Leermoeilijkheden of -stoornissen
Bij sommige kinderen komt het leren lezen, schrijven en/of rekenen iets moeilijker/trager op gang. Ondersteuning in dit leerproces is noodzakelijk. We remediëren de leerstof samen op een speelse manier.
Zie ik na een intensieve periode logopedie nog steeds een significante achterstand ten opzichte van leeftijdsgenoten, dan kan eventueel in de richting gekeken worden van een diagnose dyslexie, dyscalculie. Dergelijke beslissing wordt steeds bedachtzaam en zorgvuldig gemaakt.
Daarnaast bied ik ook ouderbegeleiding aan en sta ik steeds nauw in contact met de (zorg)juf.
Taalachterstand of -stoornis
Elk kind ontwikkelt op zijn/haar eigen tempo. Dat geldt ook voor de taalontwikkeling.
Als het kind bijvoorbeeld niet goed begrijpt wat je zegt, woorden of klanken verkeerd uitspreekt, of niet op de juiste woorden komt, dan kan dit mogelijks wijzen op een taalontwikkelingsstoornis.
Is het kind iets later met zijn/haar eerste woordjes, of blijft hij/zij in afzonderlijke woorden spreken in plaats van korte zinnetjes, dan spreken we over een taalvertraging.

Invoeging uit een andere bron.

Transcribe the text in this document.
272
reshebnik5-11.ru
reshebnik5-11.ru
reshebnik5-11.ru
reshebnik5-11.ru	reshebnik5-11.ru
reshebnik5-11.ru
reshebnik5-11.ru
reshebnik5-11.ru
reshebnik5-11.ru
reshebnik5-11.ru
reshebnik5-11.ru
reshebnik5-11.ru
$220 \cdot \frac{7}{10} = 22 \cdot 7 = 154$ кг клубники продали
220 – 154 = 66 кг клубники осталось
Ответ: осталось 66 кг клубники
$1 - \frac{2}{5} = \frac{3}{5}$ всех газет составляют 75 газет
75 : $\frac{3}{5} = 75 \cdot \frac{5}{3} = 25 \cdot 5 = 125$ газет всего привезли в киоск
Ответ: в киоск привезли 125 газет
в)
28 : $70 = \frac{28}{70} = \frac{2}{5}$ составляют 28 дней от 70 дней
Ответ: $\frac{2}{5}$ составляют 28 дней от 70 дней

In beide gevallen is taaltherapie zinvol. Met gerichte oefeningen en spelvormen wordt de taalontwikkeling (woordenschat, zinsbouw, zinsbegrip etc) op een speelse en effectieve manier gestimuleerd.
Articulatiestoornis
Wanneer een kind moeilijkheden ondervindt met het fysiek uitspreken van bepaalde klanken, dan spreekt men van een fonetische articulatiestoornis.
Voorbeeld: het kind kan de /r/ niet uitspreken en vervangt dit door een /l/
Is er sprake van een verkeerd gebruik binnenin het klanksysteem, dan is dit een fonologische articulatiestoornis. Fonologische processen zijn normaal tot op de leeftijd van +/- 4 jaar.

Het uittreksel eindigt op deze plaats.